When buyers first walk through the door, they bring in a lot of false truths. Here are 10 commonly held beliefs that agents may have to debunk.
1. My family member has a real estate license — they will help me
Perhaps you can gracefully convey to your clients that the odds of their success vary in inverse proportion to how involved any family members are in the deal, let alone as the agent.
It’s worth noting that buyers are capable of “letting” local agents show them properties, then suddenly remembering their agent family member just as they get ready to write an offer. You should already have a signed agency relationship form (C.A.R. Form AD), but also be prepared to explain that the real work begins once the offer is submitted, and your knowledge, connections and expertise will be worth the commission.
2. We’ll get a better deal if we use the listing agent for the property we buy
When you’re the listing agent that’s one thing. And while all REALTORS® must adhere to a standard of practice requiring fair and honest dealing with all parties to a transaction, agents should try to alert their buyer clients to the fact that listing agents, by definition, represent the seller, and do not have their best interests at heart. (Inman offers 27-plus ways to respond to this common objection).
3. We can find the perfect house if we look long enough
It doesn’t matter how long buyers look, there is no such thing as a “perfect” house. The one your buyers want is the same one 100 other people are waiting for. While they are all jockeying to land that one “perfect” house, people with more brains and better credit are buying the other homes that meet all your buyer’s criteria except … something.
4. The home values posted online are probably more accurate than what my local agent thinks
You’re thinking, “please fill us in on what the ‘Zestimate’ on any property is, because we just look at the MLS six times a day for the entertainment value.” [This is why, as stated previously in CVAR Connect, it’s always a good idea to knowwhat the Zestimate says.]

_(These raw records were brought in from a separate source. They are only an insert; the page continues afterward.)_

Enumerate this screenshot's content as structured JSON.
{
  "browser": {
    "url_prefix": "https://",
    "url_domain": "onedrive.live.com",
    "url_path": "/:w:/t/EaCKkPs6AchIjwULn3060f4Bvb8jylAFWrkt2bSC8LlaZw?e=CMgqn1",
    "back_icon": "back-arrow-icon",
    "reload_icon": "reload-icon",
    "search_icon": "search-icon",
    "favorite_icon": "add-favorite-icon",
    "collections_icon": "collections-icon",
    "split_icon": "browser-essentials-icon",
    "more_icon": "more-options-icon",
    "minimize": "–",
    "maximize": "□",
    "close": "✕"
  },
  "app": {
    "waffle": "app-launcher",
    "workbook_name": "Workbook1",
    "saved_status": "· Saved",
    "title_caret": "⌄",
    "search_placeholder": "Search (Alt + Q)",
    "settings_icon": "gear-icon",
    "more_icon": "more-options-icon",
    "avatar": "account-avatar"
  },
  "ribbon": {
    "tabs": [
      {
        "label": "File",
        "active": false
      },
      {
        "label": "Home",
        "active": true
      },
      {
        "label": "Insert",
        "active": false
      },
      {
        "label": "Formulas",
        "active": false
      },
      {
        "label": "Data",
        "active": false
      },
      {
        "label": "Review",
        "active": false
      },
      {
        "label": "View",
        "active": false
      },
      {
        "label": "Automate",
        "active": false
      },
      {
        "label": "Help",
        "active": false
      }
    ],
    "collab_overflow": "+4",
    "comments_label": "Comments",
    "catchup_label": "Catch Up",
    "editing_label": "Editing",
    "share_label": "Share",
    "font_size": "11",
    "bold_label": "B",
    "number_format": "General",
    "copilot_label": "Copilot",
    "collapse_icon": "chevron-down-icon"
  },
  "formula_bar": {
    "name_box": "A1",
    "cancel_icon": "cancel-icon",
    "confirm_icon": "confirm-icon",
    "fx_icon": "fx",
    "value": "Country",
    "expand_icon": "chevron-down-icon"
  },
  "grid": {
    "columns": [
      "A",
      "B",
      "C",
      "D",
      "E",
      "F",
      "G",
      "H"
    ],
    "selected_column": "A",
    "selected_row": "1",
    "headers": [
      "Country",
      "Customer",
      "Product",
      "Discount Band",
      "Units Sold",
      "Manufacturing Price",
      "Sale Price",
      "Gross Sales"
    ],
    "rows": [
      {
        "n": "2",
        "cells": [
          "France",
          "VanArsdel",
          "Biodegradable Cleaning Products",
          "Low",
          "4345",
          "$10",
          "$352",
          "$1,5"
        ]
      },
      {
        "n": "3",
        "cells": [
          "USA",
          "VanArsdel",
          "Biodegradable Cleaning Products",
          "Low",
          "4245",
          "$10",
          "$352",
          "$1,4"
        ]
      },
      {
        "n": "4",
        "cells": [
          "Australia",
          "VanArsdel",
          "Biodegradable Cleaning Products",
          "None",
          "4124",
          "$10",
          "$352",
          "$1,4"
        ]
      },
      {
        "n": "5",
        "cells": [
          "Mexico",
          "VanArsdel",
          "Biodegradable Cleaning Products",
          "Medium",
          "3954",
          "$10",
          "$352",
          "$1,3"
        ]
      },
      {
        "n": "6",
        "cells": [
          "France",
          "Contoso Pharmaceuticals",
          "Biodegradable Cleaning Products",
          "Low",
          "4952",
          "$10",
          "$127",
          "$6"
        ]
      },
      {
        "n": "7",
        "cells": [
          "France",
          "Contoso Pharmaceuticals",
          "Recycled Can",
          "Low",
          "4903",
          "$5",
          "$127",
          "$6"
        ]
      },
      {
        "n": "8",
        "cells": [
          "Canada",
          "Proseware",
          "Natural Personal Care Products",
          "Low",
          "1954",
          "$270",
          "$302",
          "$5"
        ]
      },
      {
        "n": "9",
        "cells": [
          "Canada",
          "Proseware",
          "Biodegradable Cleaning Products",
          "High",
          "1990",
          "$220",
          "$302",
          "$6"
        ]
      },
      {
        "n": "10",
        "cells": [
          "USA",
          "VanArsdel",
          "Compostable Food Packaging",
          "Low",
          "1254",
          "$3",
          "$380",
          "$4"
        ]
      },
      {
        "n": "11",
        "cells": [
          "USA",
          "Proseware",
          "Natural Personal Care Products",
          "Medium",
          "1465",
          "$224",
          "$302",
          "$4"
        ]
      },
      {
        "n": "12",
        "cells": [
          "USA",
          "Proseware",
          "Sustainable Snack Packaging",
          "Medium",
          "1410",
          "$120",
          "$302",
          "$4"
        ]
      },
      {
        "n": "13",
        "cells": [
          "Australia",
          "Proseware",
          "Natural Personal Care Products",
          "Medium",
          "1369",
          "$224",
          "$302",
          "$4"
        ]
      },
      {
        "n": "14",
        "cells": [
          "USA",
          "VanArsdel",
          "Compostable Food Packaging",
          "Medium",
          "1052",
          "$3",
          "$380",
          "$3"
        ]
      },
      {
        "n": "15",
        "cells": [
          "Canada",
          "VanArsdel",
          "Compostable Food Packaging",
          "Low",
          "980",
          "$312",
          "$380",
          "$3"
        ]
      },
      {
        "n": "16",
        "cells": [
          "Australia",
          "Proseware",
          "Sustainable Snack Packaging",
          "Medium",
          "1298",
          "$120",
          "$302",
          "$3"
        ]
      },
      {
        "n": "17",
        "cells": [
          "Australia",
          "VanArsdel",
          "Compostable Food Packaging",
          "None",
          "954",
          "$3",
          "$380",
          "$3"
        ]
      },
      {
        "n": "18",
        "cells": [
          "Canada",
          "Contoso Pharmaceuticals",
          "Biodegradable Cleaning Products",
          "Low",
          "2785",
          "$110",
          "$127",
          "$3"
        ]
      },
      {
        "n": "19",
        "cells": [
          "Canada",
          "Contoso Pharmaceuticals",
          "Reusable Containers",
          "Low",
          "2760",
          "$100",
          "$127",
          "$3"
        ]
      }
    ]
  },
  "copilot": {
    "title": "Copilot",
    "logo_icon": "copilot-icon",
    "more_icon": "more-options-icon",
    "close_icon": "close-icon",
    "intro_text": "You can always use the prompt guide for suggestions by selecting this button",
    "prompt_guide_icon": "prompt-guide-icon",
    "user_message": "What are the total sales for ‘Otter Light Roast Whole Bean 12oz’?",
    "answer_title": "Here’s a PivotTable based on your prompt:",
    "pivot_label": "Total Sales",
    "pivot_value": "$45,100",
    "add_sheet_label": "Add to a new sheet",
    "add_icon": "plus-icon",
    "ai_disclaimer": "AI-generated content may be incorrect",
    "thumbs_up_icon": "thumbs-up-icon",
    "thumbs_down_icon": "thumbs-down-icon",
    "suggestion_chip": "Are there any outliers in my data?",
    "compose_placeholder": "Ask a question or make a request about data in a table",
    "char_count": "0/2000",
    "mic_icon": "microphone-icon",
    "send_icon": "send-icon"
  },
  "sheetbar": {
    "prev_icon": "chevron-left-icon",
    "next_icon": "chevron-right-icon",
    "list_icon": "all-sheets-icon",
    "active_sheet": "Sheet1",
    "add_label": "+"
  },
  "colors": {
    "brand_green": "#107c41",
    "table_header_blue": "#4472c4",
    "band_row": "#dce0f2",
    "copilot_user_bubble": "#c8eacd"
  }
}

5. It’s smart to offer way under the asking price for a house we really want
Not in this climate. One buyer (let’s call him Bob) submitted an egregiously low offer two days after one of a well-priced properties hit the market. The seller refused to consider the offer, instructed us to inform the buyer’s agent of that fact, and directed that agent not to submit any further offers from that “buyer.”
The property went into contract with a different buyer a few days later and closed slightly over asking. Fun fact: Bob thought a heartfelt letter describing how much he wanted the property would get the seller on his side. It didn’t.
6. Sellers have to fix anything that’s wrong with a property (or compensate the buyers for repairs)
Seriously, buyers still believe this. Agents take note: They better not still believe this when it comes time to write an offer. (See next week’s CVAR Connect article: “6 Tips to Winning Bidding Wars.” Hint: “As Is” is extremely popular.)
7. If we have to bid full price to get the house, we can always negotiate the price down when the inspection reports come in
See No. 6 above. Sellers hate buyers with this attitude so much. (More on this next week!)
8. We can worry about getting a loan once we’ve found the perfect property
OMG. As their agent, you should have corrected this piece of misinformation before you got seriously involved with their house hunt. There’s a pandemic going on. How do people imagine they will even get in the door without producing a loan approval document and proof of funds these days?
9. All lenders are basically the same
They aren’t. But get your pre-screened lenders to explain that to clients who believe this stuff.
10. Rates are terrific right now, so we’re going to buy a car before the house closes
Buyers don’t understand financing. Or delayed gratification. Again, pass this ball to a trusted lender. There’s only so much education you can do before clients start seeing you as the “bad cop.”
And, as long as you’re filling up the lender’s dance card, ask that your buyer clients be provided a home loan calculator, a forecast of how low mortgage rates will go and information about using funds from their 401(k) accounts to buy a house.
You may be thinking, “My buyers are smarter than this.” No. They. Aren’t. Not when they first walk through the door. So, be a good scout, and be prepared. Listing agents everywhere will thank you!